En l'espèce, la valeur litigieuse étant supérieure à 100'000 fr., la compétence de la cour de céans est donnée. Les parties n'ont du reste pas contesté sa compétence.
II. La demanderesse fonde ses prétentions sur la responsabilité précontractuelle des défendeurs. Elle soutient que le contrat du 28 mai 2008 n’a pas pu être exécuté à cause des renseignements lacunaires fournis par les défendeurs et exige la réparation du dommage que lui aurait causé cette inexécution. Elle réclame à ce titre des dommages-intérêts à hauteur de 317'639 francs.
Le défendeur considère qu’aucune responsabilité contractuelle ou précontractuelle ne peut lui être imputé, les conditions n’étant pas remplies.
La défenderesse soutient qu’elle n’a pas la légitimation passive.
III. Selon la demanderesse, le comportement du défendeur est imputable à la défenderesse du fait qu’il est administrateur et actionnaire unique de cette dernière société. La défenderesse fait valoir qu’elle ne saurait porter une quelconque responsabilité étant donné qu’elle n’était pas partie aux négociations, ni au contrat de vente, mais qu’elle était l’objet dudit contrat. Il convient donc d’examiner la question de la légitimation passive de la défenderesse.
a) La légitimation active ou passive dans un procès civil relève du droit du fond, a trait au fondement matériel de l'action, à la titularité des droits déduits en justice. Elle appartient respectivement au sujet actif et passif du droit invoqué en justice et l’absence de cette qualité entraîne non pas l’irrecevabilité de l’action, mais le rejet de celle-ci (SJ 1995 p. 212 c. 2; JT 2001 III 77 ; Hohl, Procédure civile, Tome I, Berne 2001, n. 451; Poudret/Haldy/Tappy, Procédure civile vaudoise, 3e éd., Lausanne 2002, n. 1 ad art. 62 CPC-VD). Le juge doit vérifier d’office l’existence de la légitimation active et passive (principe de l’application du droit d’office). Toutefois, dans les procès soumis à la maxime des débats, il ne le fait qu’au regard des faits allégués par les parties et prouvés, c’est-à-dire uniquement dans le cadre que les parties ont assigné au procès (Hohl, op. cit., n. 446, p. 99 et réf. cit.).
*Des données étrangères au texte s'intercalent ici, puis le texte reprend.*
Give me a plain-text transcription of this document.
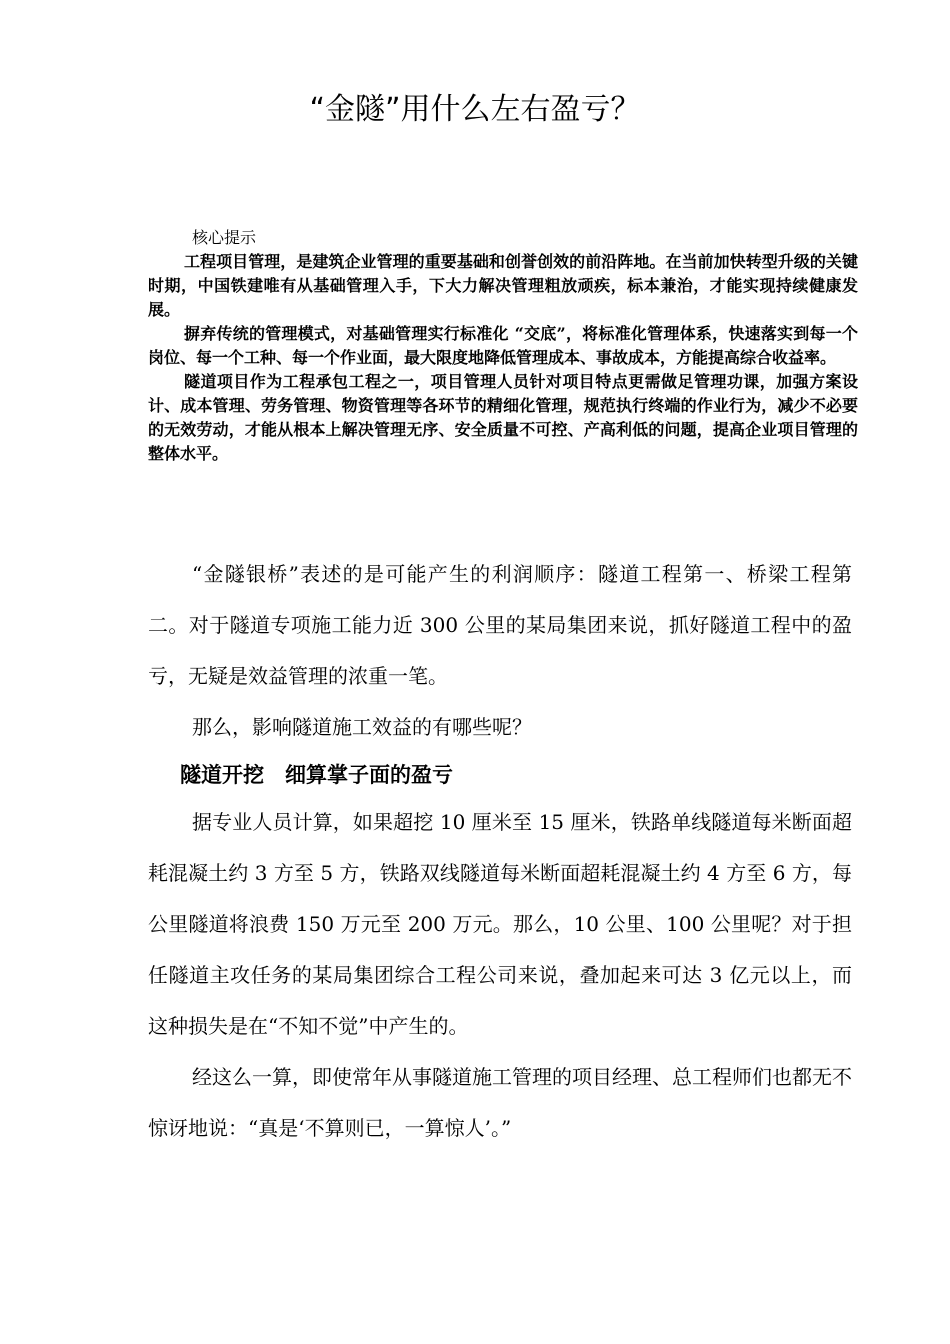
“金隧”用什么左右盈亏？

核心提示

工程项目管理，是建筑企业管理的重要基础和创誉创效的前沿阵地。在当前加快转型升级的关键时期，中国铁建唯有从基础管理入手，下大力解决管理粗放顽疾，标本兼治，才能实现持续健康发展。

摒弃传统的管理模式，对基础管理实行标准化 “交底”，将标准化管理体系，快速落实到每一个岗位、每一个工种、每一个作业面，最大限度地降低管理成本、事故成本，方能提高综合收益率。

隧道项目作为工程承包工程之一，项目管理人员针对项目特点更需做足管理功课，加强方案设计、成本管理、劳务管理、物资管理等各环节的精细化管理，规范执行终端的作业行为，减少不必要的无效劳动，才能从根本上解决管理无序、安全质量不可控、产高利低的问题，提高企业项目管理的整体水平。

“金隧银桥”表述的是可能产生的利润顺序：隧道工程第一、桥梁工程第二。对于隧道专项施工能力近 300 公里的某局集团来说，抓好隧道工程中的盈亏，无疑是效益管理的浓重一笔。

那么，影响隧道施工效益的有哪些呢？

隧道开挖　细算掌子面的盈亏

据专业人员计算，如果超挖 10 厘米至 15 厘米，铁路单线隧道每米断面超耗混凝土约 3 方至 5 方，铁路双线隧道每米断面超耗混凝土约 4 方至 6 方，每公里隧道将浪费 150 万元至 200 万元。那么，10 公里、100 公里呢？对于担任隧道主攻任务的某局集团综合工程公司来说，叠加起来可达 3 亿元以上，而这种损失是在“不知不觉”中产生的。

经这么一算，即使常年从事隧道施工管理的项目经理、总工程师们也都无不惊讶地说：“真是‘不算则已，一算惊人’。”
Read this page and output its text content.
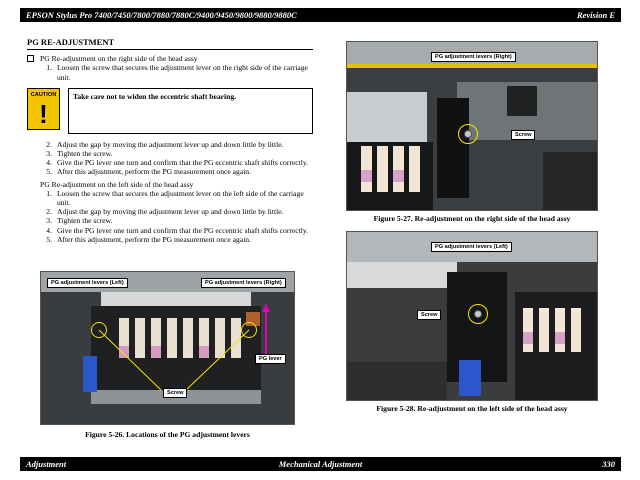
EPSON Stylus Pro 7400/7450/7800/7880/7880C/9400/9450/9800/9880/9880C	Revision E
PG RE-ADJUSTMENT
PG Re-adjustment on the right side of the head assy
1. Loosen the screw that secures the adjustment lever on the right side of the carriage unit.
CAUTION
!
Take care not to widen the eccentric shaft bearing.
2. Adjust the gap by moving the adjustment lever up and down little by little.
3. Tighten the screw.
4. Give the PG lever one turn and confirm that the PG eccentric shaft shifts correctly.
5. After this adjustment, perform the PG measurement once again.
PG Re-adjustment on the left side of the head assy
1. Loosen the screw that secures the adjustment lever on the left side of the carriage unit.
2. Adjust the gap by moving the adjustment lever up and down little by little.
3. Tighten the screw.
4. Give the PG lever one turn and confirm that the PG eccentric shaft shifts correctly.
5. After this adjustment, perform the PG measurement once again.
PG adjustment levers (Left)	PG adjustment levers (Right)
PG lever
Screw
Figure 5-26. Locations of the PG adjustment levers
PG adjustment levers (Right)
Screw
Figure 5-27. Re-adjustment on the right side of the head assy
PG adjustment levers (Left)
Screw
Figure 5-28. Re-adjustment on the left side of the head assy
Adjustment	Mechanical Adjustment	330
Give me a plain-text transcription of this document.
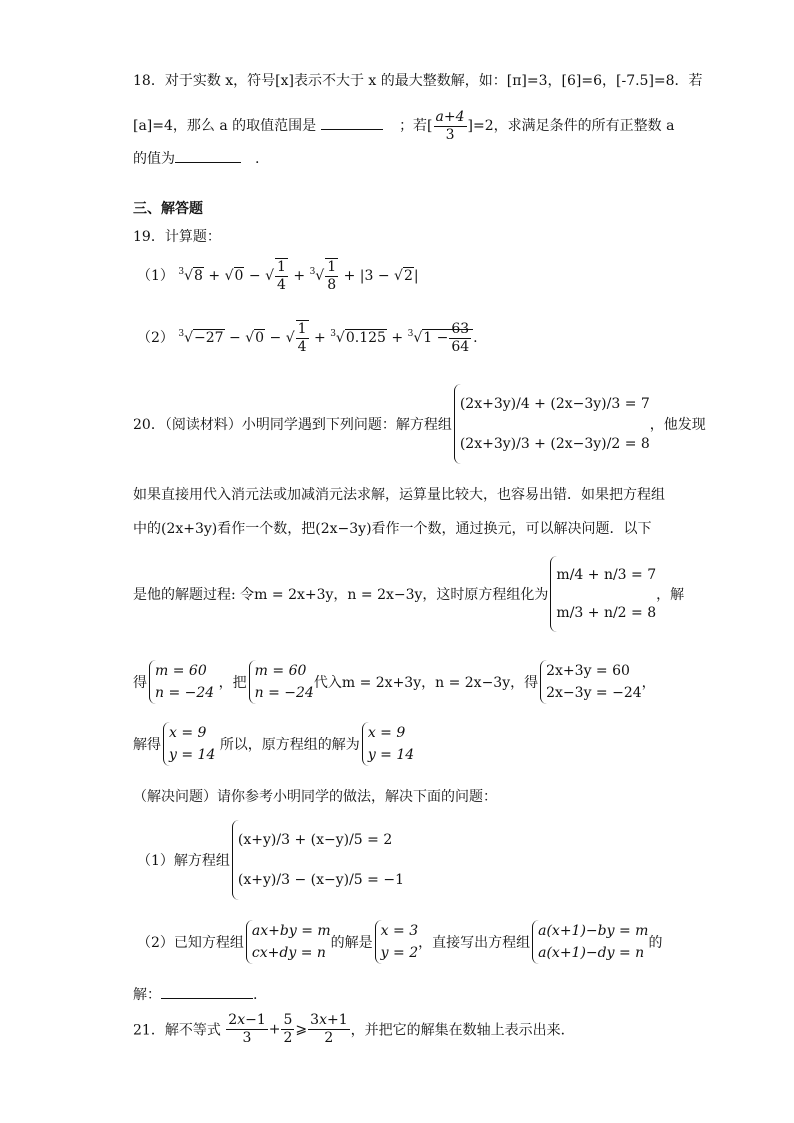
18．对于实数 x，符号[x]表示不大于 x 的最大整数解，如：[π]=3，[6]=6，[-7.5]=8．若
[a]=4，那么 a 的取值范围是	；若[ $\frac{a+4}{3} ]=2$，求满足条件的所有正整数 a
的值为	.
三、解答题
19．计算题：
（1） $^3$√8 + √0 − √ $\frac{1}{4} + ^3√ \frac{1}{8} + |3 - √2|$
（2） $^3$√−27 − √0 − √ $\frac{1}{4} + ^3√0.125 + ^3√1 - \frac{63}{64}$ .
20．（阅读材料）小明同学遇到下列问题：解方程组
(2x+3y)/4 + (2x−3y)/3 = 7
(2x+3y)/3 + (2x−3y)/2 = 8
，他发现
如果直接用代入消元法或加减消元法求解，运算量比较大，也容易出错．如果把方程组
中的(2x+3y)看作一个数，把(2x−3y)看作一个数，通过换元，可以解决问题．以下
是他的解题过程: 令m = 2x+3y，n = 2x−3y，这时原方程组化为
m/4 + n/3 = 7
m/3 + n/2 = 8
，解
得
m = 60
n = −24
，把
m = 60
n = −24
代入m = 2x+3y，n = 2x−3y，得
2x+3y = 60
2x−3y = −24
，
解得
x = 9
y = 14
所以，原方程组的解为
x = 9
y = 14
（解决问题）请你参考小明同学的做法，解决下面的问题：
（1）解方程组
(x+y)/3 + (x−y)/5 = 2
(x+y)/3 − (x−y)/5 = −1
（2）已知方程组
ax+by = m
cx+dy = n
的解是
x = 3
y = 2
，直接写出方程组
a(x+1)−by = m
a(x+1)−dy = n
的
解：	.
21．解不等式 $\frac{2x-1}{3} + \frac{5}{2}$ ⩾ $\frac{3x+1}{2}$ ，并把它的解集在数轴上表示出来．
b) En l’espèce, le 28 mai 2008, le défendeur et la demanderesse ont signé un contrat de vente conditionnelle portant sur les actions de la défenderesse. Cette dernière société était ainsi l’objet du contrat précité; elle n’y était pas partie, ce qui a d’ailleurs été admis par les parties au procès, et n’a pas participé à la négociation relative à sa propre vente. Il est d’ailleurs impossible à une société de se vendre elle-même. Par conséquent, la défenderesse ne peut avoir engagé sa responsabilité précontractuelle envers le demandeur.
On relèvera que le principe du Durchgriff (TF 4A_384/2008 c. 4; TF 4C_381/2001 du 2 mai 2002 c. 3a; ATF 121 III 219, rés. in JT 1996 I 92) n’est pas applicable, dès lors qu’il permet d’agir contre une personne qui se trouve derrière une société et qui instrumentalise cette dernière de manière abusive, et non l’inverse.
Vu ce qui précède, et comme aucun autre fondement juridique ne peut être invoqué par la demanderesse, l’action dirigée contre la défenderesse doit être rejetée.
IV. La demanderesse fonde son action sur la responsabilité précontractuelle. Il s’agit toutefois, dans un premier temps, de qualifier la relation juridique et d’examiner si la responsabilité contractuelle du défendeur peut être engagée.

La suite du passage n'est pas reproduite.